The Clinton Scandal Manual
Will the stock Clinton scandal response be enough to weather this storm?
By KIMBERLEY A. STRASSEL
April 23, 2015 7:29 p.m. ET
Say this about Bill and Hillary Clinton: They are predictable. Some politicians dare to change, even to evolve, but not the former first couple. In these uncertain political times, Team Clinton’s lack of ethics—and its stock response when caught—is our one constant.
The details change, of course. In 1978 it was lucrative cattle futures; in 2014 it was lucrative speeches. In the 1990s it was missing Whitewater and Rose Law firm records; today it is missing emails. In 2000 it was cash for pardons; now it’s cash for Russian uranium mines. In Little Rock, it was Bill’s presidential campaign vehicle; in New York, it’s Hillary’s—and now known as the Clinton Foundation. Details.
The standard operating procedure never changes, however. It is as if the Clintons have—filed within easy reach on a shelf—a book titled “Clinton Scandals for Dummies.”
Chapter One: “Pick Your Spots.” The Clintons flourish in that hazy interface between legal and lawless. Their dealings always stink, but are rarely blatantly or provably (or traceably) corrupt. Consider this week’s news. Yes, tons of donor cash flowed to the Clinton Foundation at the same time Mrs. Clinton’s State Department was greenlighting deals helping those donors. But prove there was a quid pro quo! The Clintons dare you.
They know you likely can’t, since Chapter Two is “Limit Those Paper Trails.” Remember those “misplaced” 1990s documents, but also reread the 2000 report from the House Committee on Government Reform titled “The Failure to Produce [Clinton] White House E-Mails: Threats, Obstruction and Unanswered Questions.” The Clintons learned it took effort to keep documents secret. These days, they make sure there are no documents at all. (Mrs. Clinton, which emails would you like us to delete? Just search for key words “yoga,” “wedding” and “uranium.”)

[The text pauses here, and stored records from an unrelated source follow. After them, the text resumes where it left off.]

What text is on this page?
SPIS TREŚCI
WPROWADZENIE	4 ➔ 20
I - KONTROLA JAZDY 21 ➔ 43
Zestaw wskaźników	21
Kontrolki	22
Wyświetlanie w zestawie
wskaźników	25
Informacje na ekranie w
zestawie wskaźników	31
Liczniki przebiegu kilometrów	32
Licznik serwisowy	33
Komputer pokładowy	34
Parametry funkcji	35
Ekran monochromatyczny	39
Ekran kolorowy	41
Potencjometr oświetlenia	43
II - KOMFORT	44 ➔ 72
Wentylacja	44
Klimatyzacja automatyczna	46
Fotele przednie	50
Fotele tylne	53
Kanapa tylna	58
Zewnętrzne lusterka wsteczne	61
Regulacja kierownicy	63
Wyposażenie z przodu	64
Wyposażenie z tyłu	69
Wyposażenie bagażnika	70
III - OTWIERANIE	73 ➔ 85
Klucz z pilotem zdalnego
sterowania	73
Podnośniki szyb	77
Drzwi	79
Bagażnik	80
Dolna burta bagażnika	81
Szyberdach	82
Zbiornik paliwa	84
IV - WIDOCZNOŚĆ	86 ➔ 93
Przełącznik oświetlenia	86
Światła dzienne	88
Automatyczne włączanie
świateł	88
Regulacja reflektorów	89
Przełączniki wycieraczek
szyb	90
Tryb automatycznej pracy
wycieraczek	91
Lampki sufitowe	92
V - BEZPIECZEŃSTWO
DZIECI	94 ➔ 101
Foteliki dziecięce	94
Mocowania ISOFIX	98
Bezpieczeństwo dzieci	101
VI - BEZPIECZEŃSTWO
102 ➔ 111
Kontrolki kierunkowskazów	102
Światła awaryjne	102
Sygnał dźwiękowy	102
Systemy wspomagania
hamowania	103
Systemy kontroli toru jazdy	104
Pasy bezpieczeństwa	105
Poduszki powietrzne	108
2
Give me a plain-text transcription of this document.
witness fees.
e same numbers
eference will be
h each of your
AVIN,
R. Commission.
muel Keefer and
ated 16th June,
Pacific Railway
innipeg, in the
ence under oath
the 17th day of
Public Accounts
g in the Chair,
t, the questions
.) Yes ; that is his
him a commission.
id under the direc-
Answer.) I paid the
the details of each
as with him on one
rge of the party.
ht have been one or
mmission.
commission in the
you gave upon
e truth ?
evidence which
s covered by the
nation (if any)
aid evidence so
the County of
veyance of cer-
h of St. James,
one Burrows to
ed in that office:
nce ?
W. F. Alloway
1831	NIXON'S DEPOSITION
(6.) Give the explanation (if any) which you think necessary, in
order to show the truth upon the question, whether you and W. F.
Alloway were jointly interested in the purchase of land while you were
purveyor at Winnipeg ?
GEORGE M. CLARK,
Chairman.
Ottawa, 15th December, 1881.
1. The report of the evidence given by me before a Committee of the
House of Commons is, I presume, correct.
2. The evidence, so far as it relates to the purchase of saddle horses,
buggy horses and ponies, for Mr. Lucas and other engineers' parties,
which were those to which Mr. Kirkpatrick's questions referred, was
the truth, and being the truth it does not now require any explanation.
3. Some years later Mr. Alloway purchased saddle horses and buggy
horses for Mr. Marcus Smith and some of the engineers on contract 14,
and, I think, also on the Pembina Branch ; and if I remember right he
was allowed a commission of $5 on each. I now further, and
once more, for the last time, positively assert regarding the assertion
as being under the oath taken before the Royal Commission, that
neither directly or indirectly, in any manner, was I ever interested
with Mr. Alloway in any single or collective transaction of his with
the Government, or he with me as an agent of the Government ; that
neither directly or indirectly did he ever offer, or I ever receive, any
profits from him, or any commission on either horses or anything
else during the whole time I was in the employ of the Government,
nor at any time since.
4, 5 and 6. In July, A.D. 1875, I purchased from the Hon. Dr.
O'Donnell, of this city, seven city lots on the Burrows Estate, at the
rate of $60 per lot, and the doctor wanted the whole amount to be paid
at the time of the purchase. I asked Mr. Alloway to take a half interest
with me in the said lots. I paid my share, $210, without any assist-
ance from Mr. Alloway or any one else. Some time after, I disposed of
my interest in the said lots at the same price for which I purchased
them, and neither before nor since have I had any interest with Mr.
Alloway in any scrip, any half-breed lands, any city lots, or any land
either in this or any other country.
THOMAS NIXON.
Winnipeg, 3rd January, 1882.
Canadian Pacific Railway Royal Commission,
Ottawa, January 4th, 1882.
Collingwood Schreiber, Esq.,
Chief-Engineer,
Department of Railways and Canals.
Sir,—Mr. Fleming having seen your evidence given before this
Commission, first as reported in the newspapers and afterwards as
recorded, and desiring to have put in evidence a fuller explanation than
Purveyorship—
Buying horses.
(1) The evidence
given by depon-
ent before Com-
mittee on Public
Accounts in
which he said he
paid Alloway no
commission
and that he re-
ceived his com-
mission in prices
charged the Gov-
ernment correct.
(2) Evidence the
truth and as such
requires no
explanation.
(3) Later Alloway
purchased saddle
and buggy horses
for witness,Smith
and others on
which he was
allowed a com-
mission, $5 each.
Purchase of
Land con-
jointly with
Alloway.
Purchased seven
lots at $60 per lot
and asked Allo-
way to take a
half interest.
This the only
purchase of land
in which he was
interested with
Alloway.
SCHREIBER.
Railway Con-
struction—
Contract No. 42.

Chapter Three: “Remember, the Press Has ADD.” Pixar’s “Up” features Dug, a cute dog with a serious attention problem (“squirrel!!!”). This is how the Clintons view the media. Pettable. Unfocused. When caught, the Clinton communications team will issue lofty dismissals—calling charges baseless or old news—and wait for the press to believe it. If it doesn’t, Team Clinton will hold one press conference—a la Mrs. Clinton’s email event—and wait for the media to call the case closed. If it doesn’t, they will change the subject (Hillary is running for president! Squirrel!!!) and wait for the press to lose interest. It often does.
Still, if all else fails, there is Chapter Four: “Vast Right-Wing Conspiracy”—or VRWC. Mrs. Clinton’s conspiracy shtick is today a bit of a joke, but it doesn’t make it any less effective. It works to cast any serious investigation of Clinton behavior as a partisan witch hunt, and therefore illegitimate. And it does work. Former Virginia Gov. Bob McDonnell is going to jail on dubious claims of trading favors for money. Could an enterprising prosecutor cobble together a similar case against Hillary? Undoubtedly. But no one will for fear of being accused of doing a Republican hit job on the Clintons.
The rest of the book falls under the heading “Stockholm Syndrome,” and consists of tactics for convincing fellow Democrats that the Clinton machine is inevitable. The Democratic Party has for so long been held psychologically hostage to the Clinton scandal factory, a part of it—albeit an aging part—has forgotten there is happy, normal life. So (for now at least) it sticks with its captors.
The question is whether this model, perfected in an earlier age, can hold—especially under the cascade of scandals. Times have changed. There’s more competition in the media these days (blogs, cable, podcasts) and that’s kept pressure on traditional outlets to keep digging into the Clinton Foundation money story. So much so that this week Mrs. Clinton had to escalate to VRWC.
The Democratic Party has changed. It’s now more Obama than Clinton, its left dominated by progressives who didn’t grow up under Hillary, and don’t much like her. They want Elizabeth Warren, and what surely terrifies the Clintons is the potential party explosion were the Massachusetts senator to jump in at this moment of vulnerability. Would it take much to send the party bolting to a fresher female firebrand—without the baggage?
Maybe not, because Mrs. Clinton isn’t putting on the best show. She never had Bill’s political charm, and her years out of elected politics are showing. She looks grim. She looks cautious—hedging her bets, refusing to take positions. She looks out of touch, in the Scooby-Doo van. Mrs. Warren doesn’t have any of these problems.
The most likely scenario is still that the Clintons prevail—the media lets go the stories, the party sticks with the $2.5 billion woman. But as the Clintons replay the scandal script, and keep adding liabilities to Hillary’s campaign, you have to imagine a growing number of Democrats are wondering: what if? The Clintons might, at the very least, want to consider updating that manual.